- Developer: Arthur Lee
- Publisher: Arthur Lee
- Engine: Multimedia Fusion 2
- Platform: Windows
- Release: December 13, 2010
- Genre: Stealth game
- Mode: Single-player

= Merry Gear Solid 2 =

2010 video game

Merry Gear Solid 2: Ghosts of Christmas Past is an indie stealth video game and Christmas-themed parody of the Metal Gear series. It is the sequel to Merry Gear Solid: Secret Santa, was developed by Arthur Lee, a.k.a. Mr. Podunkian, and released as freeware on December 13, 2010 for Windows. The protagonist, "Cold Snake", is sent on a mission to retrieve the missing or dead Santa's hat from an extremist group known as the Ghosts of Christmas Past. To do so, he must sneak past "PNCs", or "Pretty Naughty Children". The game was positively received by critics, who called it a well-made and fun freeware game.

== Gameplay ==
The protagonist, Cold Snake, must infiltrate the Outer Savin' shopping mall and retrieve Santa's Hat. He has various gadgets and tools he can use to sneak past or distract PNCs, such as Santa and reindeer costumes, and the ability to knock on walls.

== Development ==
The original Merry Gear Solid was only a few minutes long, developed for a contest held by The Daily Click, and released in 2006. A cut idea from the first game was the "Believability Index", based on Metal Gear Solid 3: Snake Eater, in which wearing more ridiculous outfits made adults less likely to see you, in a manner similar to the Invisible Gorilla Test. However, adults were cut from the game due to time constraints. The sequel was developed in Multimedia Fusion 2, was released in 2010, when Lee was 22 years old, and is far longer, taking more than an hour to complete.
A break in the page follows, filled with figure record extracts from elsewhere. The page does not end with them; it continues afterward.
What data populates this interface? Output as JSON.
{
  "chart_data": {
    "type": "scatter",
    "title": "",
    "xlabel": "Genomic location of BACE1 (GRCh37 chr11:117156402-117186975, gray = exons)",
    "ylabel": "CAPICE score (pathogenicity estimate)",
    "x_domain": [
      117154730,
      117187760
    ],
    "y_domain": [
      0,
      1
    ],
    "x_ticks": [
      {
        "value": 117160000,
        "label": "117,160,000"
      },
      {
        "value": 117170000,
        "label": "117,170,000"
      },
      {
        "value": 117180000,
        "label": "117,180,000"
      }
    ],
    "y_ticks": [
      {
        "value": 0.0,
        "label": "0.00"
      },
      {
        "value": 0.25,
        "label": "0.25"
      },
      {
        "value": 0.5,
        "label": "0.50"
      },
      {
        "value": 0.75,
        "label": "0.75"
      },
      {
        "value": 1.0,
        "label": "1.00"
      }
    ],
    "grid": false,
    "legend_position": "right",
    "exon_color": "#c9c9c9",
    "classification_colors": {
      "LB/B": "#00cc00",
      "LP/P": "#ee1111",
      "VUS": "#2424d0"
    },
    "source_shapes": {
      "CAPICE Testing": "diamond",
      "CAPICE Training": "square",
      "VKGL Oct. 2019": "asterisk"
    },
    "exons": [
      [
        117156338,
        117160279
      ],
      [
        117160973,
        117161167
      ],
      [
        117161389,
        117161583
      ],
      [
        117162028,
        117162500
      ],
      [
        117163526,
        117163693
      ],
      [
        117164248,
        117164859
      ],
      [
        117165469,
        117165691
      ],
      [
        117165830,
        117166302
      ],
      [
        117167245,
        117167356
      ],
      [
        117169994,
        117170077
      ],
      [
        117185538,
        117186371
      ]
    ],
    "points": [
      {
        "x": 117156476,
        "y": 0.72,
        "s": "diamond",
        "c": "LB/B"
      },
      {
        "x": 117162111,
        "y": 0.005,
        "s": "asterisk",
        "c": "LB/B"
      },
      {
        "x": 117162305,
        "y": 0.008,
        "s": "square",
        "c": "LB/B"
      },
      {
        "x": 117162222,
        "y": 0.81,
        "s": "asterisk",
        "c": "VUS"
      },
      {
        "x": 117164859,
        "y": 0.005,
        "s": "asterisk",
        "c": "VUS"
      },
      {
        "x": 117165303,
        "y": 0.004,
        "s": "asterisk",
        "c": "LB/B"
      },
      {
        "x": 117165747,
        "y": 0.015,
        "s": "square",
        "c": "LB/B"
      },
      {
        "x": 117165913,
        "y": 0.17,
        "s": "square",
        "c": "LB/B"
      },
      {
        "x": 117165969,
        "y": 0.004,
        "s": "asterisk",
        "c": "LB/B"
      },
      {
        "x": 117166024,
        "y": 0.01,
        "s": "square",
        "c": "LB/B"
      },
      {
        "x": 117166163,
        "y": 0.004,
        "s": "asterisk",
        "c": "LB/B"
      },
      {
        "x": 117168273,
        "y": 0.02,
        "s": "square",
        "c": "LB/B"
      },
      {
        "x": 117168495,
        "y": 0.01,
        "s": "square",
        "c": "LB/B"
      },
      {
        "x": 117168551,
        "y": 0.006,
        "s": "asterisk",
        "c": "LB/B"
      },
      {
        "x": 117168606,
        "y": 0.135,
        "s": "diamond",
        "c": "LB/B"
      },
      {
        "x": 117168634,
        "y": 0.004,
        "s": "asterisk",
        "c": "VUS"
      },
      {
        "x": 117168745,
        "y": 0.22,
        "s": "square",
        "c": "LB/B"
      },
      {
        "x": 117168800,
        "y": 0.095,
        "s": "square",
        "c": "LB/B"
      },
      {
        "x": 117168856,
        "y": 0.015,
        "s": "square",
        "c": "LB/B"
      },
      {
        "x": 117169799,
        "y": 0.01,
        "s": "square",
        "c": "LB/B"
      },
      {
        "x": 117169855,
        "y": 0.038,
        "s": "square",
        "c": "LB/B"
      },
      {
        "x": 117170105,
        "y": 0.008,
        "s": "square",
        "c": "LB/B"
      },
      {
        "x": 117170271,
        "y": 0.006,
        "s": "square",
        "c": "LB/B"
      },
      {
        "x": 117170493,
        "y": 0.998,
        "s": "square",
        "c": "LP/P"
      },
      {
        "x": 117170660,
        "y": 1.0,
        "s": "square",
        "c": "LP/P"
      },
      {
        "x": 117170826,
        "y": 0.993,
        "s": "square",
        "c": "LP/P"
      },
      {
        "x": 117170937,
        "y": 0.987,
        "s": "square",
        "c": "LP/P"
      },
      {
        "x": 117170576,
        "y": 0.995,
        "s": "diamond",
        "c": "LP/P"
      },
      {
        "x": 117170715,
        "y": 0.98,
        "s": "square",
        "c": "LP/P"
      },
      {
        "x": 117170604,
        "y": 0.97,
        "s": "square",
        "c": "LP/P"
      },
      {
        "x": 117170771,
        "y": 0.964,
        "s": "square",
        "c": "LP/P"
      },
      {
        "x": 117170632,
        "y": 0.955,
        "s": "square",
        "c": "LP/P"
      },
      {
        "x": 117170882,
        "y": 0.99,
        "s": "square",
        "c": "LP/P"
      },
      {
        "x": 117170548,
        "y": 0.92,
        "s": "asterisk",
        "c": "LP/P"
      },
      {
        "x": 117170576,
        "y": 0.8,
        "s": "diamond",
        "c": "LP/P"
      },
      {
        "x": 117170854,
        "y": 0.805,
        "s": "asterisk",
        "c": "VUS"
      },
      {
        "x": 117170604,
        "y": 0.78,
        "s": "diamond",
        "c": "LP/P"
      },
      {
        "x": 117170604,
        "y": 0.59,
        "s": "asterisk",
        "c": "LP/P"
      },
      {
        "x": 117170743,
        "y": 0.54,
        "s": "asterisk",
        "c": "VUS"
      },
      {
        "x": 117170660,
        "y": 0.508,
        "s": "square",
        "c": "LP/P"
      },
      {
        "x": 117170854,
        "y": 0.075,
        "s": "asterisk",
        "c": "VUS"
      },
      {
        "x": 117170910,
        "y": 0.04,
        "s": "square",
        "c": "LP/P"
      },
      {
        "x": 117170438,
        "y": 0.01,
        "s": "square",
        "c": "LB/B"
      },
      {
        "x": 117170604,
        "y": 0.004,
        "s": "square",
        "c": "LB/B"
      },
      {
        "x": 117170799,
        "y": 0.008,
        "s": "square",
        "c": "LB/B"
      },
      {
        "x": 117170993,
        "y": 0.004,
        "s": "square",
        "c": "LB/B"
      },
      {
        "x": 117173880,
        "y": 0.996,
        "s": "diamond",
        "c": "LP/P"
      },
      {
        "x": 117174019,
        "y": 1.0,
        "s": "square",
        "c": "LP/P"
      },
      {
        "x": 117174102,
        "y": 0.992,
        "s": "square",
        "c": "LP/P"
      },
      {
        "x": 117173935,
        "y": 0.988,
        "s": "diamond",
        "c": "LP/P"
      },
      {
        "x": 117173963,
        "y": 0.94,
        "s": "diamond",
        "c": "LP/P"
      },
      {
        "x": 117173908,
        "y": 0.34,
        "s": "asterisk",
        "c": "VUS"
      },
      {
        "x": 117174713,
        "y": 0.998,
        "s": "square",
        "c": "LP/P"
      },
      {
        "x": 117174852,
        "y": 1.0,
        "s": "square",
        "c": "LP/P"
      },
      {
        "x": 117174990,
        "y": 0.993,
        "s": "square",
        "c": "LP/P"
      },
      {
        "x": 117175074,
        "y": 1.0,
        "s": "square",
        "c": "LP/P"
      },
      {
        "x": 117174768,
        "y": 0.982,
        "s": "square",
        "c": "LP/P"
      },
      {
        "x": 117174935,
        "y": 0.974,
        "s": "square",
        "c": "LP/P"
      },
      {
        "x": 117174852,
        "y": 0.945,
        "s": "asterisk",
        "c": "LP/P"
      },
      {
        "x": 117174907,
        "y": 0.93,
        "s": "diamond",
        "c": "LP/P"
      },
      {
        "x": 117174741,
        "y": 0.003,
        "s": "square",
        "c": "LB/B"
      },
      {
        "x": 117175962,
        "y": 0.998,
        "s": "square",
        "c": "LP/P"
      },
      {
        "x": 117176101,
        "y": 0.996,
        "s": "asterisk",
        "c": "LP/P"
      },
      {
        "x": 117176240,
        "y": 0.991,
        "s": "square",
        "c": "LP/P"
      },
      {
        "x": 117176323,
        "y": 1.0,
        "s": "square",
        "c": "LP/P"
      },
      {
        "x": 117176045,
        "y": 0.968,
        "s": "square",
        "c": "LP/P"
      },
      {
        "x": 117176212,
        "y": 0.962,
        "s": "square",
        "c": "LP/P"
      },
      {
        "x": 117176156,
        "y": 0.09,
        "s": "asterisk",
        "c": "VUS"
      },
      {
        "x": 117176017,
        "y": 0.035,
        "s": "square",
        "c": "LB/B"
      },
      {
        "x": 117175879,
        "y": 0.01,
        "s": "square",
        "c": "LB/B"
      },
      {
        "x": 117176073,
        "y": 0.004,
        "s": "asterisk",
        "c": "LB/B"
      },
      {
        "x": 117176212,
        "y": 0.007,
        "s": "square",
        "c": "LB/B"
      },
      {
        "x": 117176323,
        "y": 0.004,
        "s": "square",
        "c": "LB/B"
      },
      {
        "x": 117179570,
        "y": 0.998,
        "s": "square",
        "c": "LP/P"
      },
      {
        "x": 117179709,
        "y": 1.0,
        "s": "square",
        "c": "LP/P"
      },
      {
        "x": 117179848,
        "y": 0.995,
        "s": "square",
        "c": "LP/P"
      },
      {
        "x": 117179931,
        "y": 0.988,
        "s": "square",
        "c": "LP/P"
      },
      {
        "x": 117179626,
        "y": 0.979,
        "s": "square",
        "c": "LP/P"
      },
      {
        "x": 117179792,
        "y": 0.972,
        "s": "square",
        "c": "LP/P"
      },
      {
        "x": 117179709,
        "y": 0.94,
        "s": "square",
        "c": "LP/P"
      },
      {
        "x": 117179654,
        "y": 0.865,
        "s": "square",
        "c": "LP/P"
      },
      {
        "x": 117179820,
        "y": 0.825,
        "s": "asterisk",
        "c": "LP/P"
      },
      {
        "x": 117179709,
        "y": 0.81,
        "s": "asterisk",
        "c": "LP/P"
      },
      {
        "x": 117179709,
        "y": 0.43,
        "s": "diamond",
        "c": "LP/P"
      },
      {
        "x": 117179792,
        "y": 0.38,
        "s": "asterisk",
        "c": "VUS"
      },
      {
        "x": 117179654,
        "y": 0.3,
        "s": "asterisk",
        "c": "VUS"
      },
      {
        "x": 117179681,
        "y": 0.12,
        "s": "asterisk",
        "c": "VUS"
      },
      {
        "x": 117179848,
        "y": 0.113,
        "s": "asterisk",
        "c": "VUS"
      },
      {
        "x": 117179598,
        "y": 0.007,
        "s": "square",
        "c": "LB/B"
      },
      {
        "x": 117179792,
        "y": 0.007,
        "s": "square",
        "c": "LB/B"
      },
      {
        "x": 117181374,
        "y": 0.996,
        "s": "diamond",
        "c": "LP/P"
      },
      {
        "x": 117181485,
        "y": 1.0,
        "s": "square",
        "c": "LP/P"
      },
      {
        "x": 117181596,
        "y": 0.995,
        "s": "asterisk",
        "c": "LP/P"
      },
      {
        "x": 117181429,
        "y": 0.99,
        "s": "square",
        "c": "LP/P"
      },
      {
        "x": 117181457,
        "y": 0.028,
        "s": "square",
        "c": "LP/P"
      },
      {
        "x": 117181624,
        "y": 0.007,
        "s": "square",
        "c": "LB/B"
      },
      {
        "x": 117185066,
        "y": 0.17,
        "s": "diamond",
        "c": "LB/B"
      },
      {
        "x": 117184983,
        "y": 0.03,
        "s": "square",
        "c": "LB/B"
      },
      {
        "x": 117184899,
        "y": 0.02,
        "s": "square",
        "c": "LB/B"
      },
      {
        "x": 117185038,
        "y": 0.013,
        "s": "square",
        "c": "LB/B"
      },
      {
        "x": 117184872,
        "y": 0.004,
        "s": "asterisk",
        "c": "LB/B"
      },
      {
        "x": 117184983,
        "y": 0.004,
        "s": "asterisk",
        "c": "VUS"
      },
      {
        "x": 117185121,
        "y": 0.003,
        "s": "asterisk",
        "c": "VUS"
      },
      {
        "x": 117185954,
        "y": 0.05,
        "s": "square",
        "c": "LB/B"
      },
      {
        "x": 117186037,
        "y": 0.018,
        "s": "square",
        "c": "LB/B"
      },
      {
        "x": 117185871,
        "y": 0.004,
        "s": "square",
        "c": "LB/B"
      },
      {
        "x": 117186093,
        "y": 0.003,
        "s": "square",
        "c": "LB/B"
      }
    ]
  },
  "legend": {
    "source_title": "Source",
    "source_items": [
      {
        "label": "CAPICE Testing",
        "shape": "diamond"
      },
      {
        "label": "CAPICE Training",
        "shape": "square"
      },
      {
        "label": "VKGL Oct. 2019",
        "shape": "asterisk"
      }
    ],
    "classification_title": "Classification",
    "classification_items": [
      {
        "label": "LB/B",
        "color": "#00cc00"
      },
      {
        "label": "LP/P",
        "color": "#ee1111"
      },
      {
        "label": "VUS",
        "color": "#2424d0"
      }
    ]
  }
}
At the time, Lee had already graduated from university and was a freelancer. Lee decided to make a sequel, as he believed there was fan demand for one. The game was largely designed and developed by Lee, while Duncan Roberts, who had offered to voice the first game, also recorded the second game's voice acting. Lee also recruited numerous other enthusiastic amateur voice actors for the game, believing it was too obvious that all characters were voiced by the same person. Lee cut many more complex ideas, such as a prequel or controlling an elf similar to Raiden, in favor of a simpler plot about Christmas without Santa Claus. Lee described making the game as extremely time-consuming, saying it would likely be his last in the series.

Some un-implemented ideas for Merry Gear Solid 2 include a working SOCOM pistol that Snake was simply unable to use on enemy children due to his conscience, and an additional boss fight. The game contains some references to the failed Something Awful project The Zybourne Clock, though the relevant dialog was cut.

== Reception ==
PC Zone described Merry Gear Solid 2 as a "light-hearted take" on Metal Gear, and stated that non-fans would be "oblivious" to the many references in the game, but that "people who love their stealth long-winded and Japanese will be rolling in their own joy-summoned filth" after playing just a few minutes of the game. The publication remarked that it was impossible to kill the enemy children as it would be in an actual Metal Gear game. Joystick called the game made with care, saying that Metal Gear fans would be thrilled at references such the stealth, sound and endless codec dialog with Otacon. However, the publication was saddened that the game was only available in English. Making the game their "Free Game of the Day" pick, IGN said that its predecessor was "fantastically quirky, funny, and well-designed", and praised the sequel as not leaning entirely on its humor, also having engaging gameplay that is "polished" and "very fun". Softonic generally praised the game for its numerous references and humor, although they criticized its high amount of backtracking. Gameland described the game as "a great success" in translating the Metal Gear series to a holiday theme.